Senjaya termanggu-manggu , bagai
mimpi.Pikirannya tiba-tiba gundah. Tentu, karena
dia tak rela jiwa manusia cuma dihargai
beberapa ribu rupiah. Itu jelas kejahatan yang tak tak bisa diberi ampun Tapi,
cerita kedua orang tuanya telah begitu mempengaruhi pikirannya. Dia tiba-tiba
tak ingat Zulaikah. Dia tak ingat tempat-tempat rekreasi yang menawan, dia tak
ingat rencana-rencana yang telah disusunnya dengan matang. Yang diingat cuma
nasib dirinya. Seandainya, ya seandainya peristiwa yang dialaminya juga persis
dengan dengan yang dialami Mang Kusen dan Pak Sukimin, apa jadinya nasibku
nantinya, pikir Senjaya.
Menyaksikan kegelisahan yang menimpa
anaknya, ayah Senjaya segera memberi jalan keluar.
“Sudahlah Senjaya, daripada kau diliputi
ketakutan dan kecemasan yang tak berkesudahan, mendingan kau kembalikan saja
uang itu. Beruntung kini kau belum mempergunakan sepeser pun, itu berarti
jiwamu masih netral. Atau kau tempuh jalan yang satunya lagi, seandainya kau
memang ingin memiliki uang itu tapi jiwamu masih selamat. Kau pergilah ke Mbah
Bani, dukun maha sakti yang tinggal di Suropadan, dekat Sendang Kedung
Pengilon. Kau bisa minta tolong pada beliau agar melenyapkan pengaruh setan
yang menempel di uang itu. Tapi tentu saja kau harus sanggup mematuhi
syarat-syarat yang diajukan olehnya.”
“Kapan saya bisa pergi ke sana Ayah?”
“Secepatnya itu yang terbaik.”
“Kalau begitu, malam ini aku akan
berangkat.”
Dengan ditemani warna malam yang hitam
sehitam kulit orang-orang Negro, Senjaya berangkat dengan gagah penuh harapan
terlepas dari gerogotan setan-setan yang mbonceng fungsi pada uang puluhan
ribu. Maka meskipun tempat yang dia tuju cukup jauh masuk ke daerah-daerah yang
sepi tanpa penghuni, tak setitik nilapun hatinya memperlihatkan nyali kecil.

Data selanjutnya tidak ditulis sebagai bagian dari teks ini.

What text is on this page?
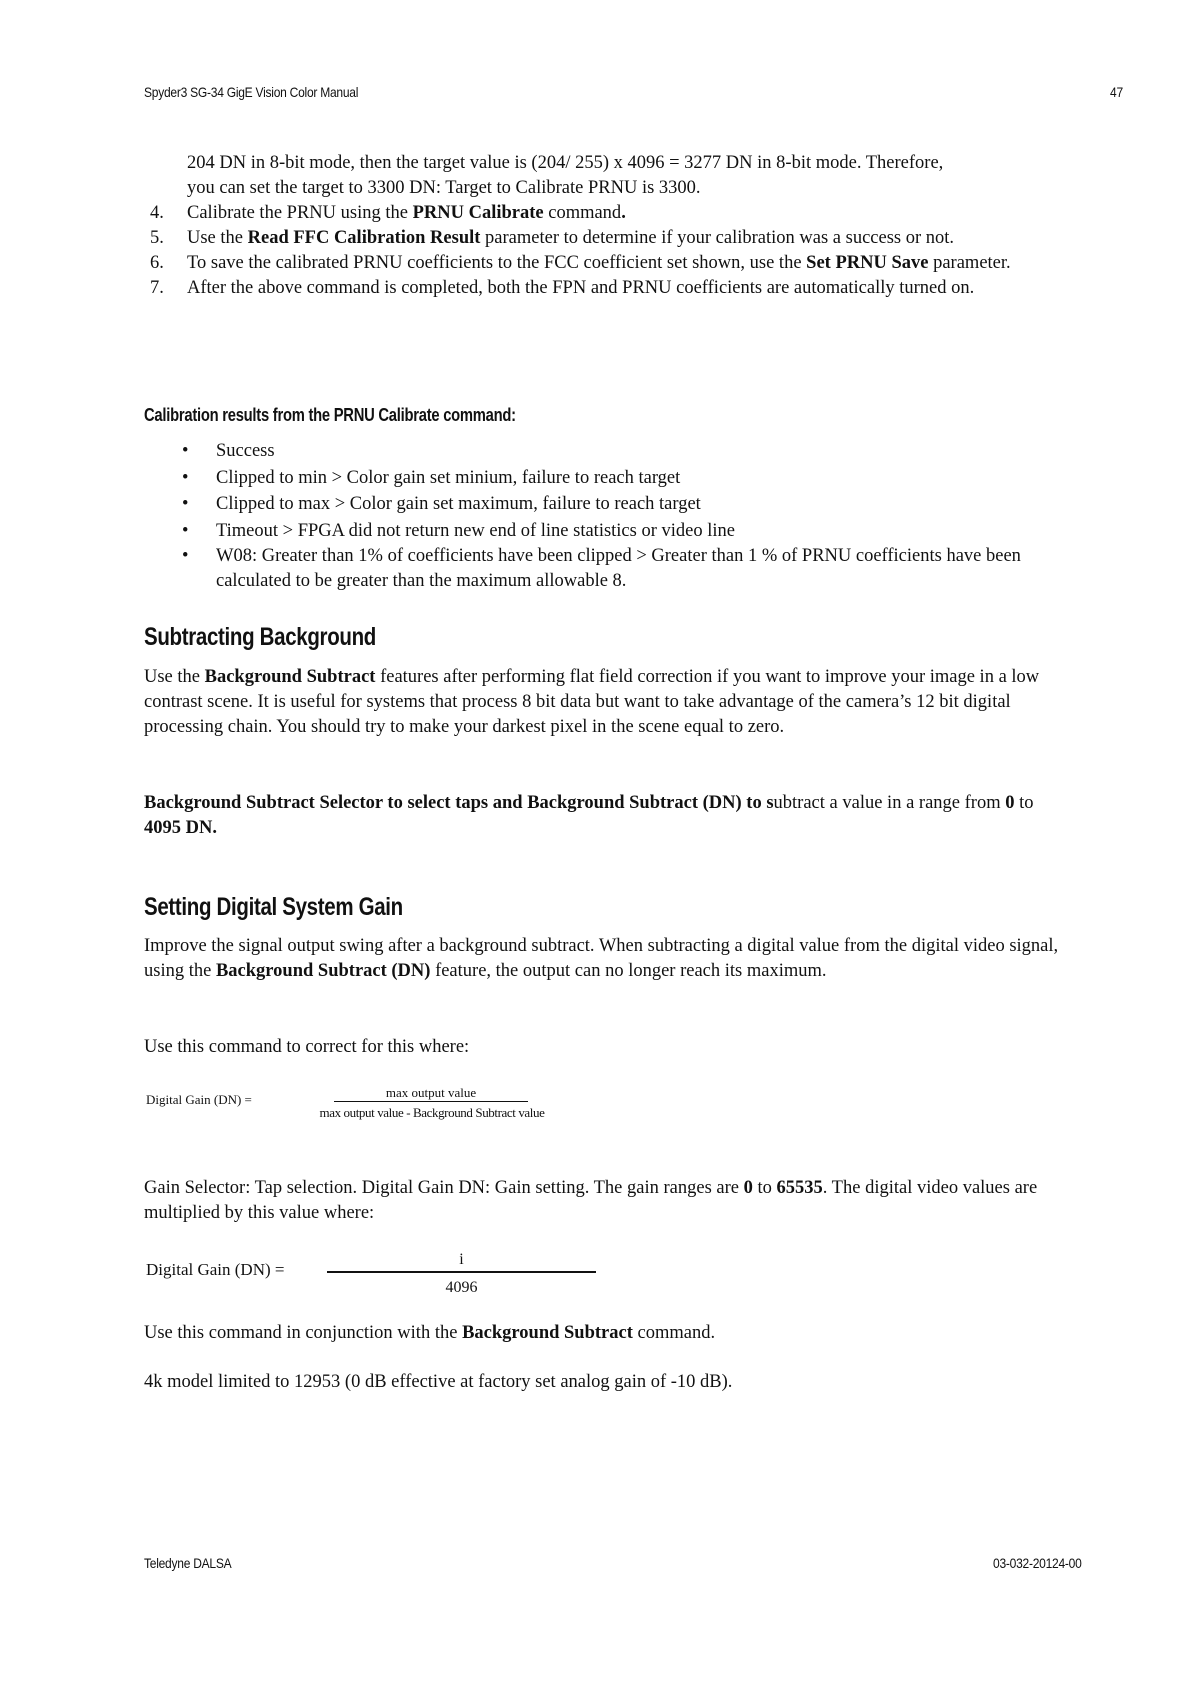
Spyder3 SG-34 GigE Vision Color Manual	47
204 DN in 8-bit mode, then the target value is (204/ 255) x 4096 = 3277 DN in 8-bit mode. Therefore,
you can set the target to 3300 DN: Target to Calibrate PRNU is 3300.
4. Calibrate the PRNU using the PRNU Calibrate command.
5. Use the Read FFC Calibration Result parameter to determine if your calibration was a success or not.
6. To save the calibrated PRNU coefficients to the FCC coefficient set shown, use the Set PRNU Save parameter.
7. After the above command is completed, both the FPN and PRNU coefficients are automatically turned on.
Calibration results from the PRNU Calibrate command:
• Success
• Clipped to min > Color gain set minium, failure to reach target
• Clipped to max > Color gain set maximum, failure to reach target
• Timeout > FPGA did not return new end of line statistics or video line
• W08: Greater than 1% of coefficients have been clipped > Greater than 1 % of PRNU coefficients have been calculated to be greater than the maximum allowable 8.
Subtracting Background
Use the Background Subtract features after performing flat field correction if you want to improve your image in a low contrast scene. It is useful for systems that process 8 bit data but want to take advantage of the camera’s 12 bit digital processing chain. You should try to make your darkest pixel in the scene equal to zero.
Background Subtract Selector to select taps and Background Subtract (DN) to subtract a value in a range from 0 to 4095 DN.
Setting Digital System Gain
Improve the signal output swing after a background subtract. When subtracting a digital value from the digital video signal, using the Background Subtract (DN) feature, the output can no longer reach its maximum.
Use this command to correct for this where:
Digital Gain (DN) =	max output value
max output value - Background Subtract value
Gain Selector: Tap selection. Digital Gain DN: Gain setting. The gain ranges are 0 to 65535. The digital video values are multiplied by this value where:
Digital Gain (DN) =
i
4096
Use this command in conjunction with the Background Subtract command.
4k model limited to 12953 (0 dB effective at factory set analog gain of -10 dB).
Teledyne DALSA	03-032-20124-00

Kali itu yang terbayang di otaknya, seandainya-seandainya. Seandainya Zulaikah
tahu ini, alangkah senangnya dia. Seandainya kami bisa pergi bersenang-senang
bersamanya, alangkah nikmat kenyataan itu. Zulaikah-Zulaikah , keluh Senjaya
berapa lama. Aku menginginkan saat-saat
yang bisa membahagiakan dirimu.
“Mas Jaya, kau sungguh gagah dengan pakaian
barumu itu,” goda Zulaikah , sesaat Senjaya singgah ke rumahnya
“Kaupun juga akan bertambah cantik setelah
mengenakan gaun batik yang kubawa ini. Lihat Zul, apa yang ada di bungkusan
ini?”
“Oiii apa itu Mas Jaya?”
“Semua ini untukmu. Sekali lagi, hanya
untukmu. Tidak untuk yang lain. Nah, kau boleh mencobanya. Sesudah itu kita nonton
bersama-sama. Malam ini Gemblong Theater memutar film The Love of Monkey. Film
yang seru penuh adegan asmara yang heibat. Dan bercampur peristiwa-peristiwa
yang mengharukan.”
Kedua muda-mudi itu terus tancap gas, eh,
maksudnya tancap pedal seusai berdandan. Bagi keduanya rasanya lebih berkesan
pacaran pakai sepeda, daripada motor. Sebab di samping lebih romantis dan
alamiah, juga karena mereka, terutama si Senjaya belum mampu membeli motor yang
harganya ratusan ribu itu. Keduanya bisa membeli karcis dengan lancar. Bisa
duduk duaan di dalam gedung sambil makan kacang. Hati Senjaya kembang-kempis.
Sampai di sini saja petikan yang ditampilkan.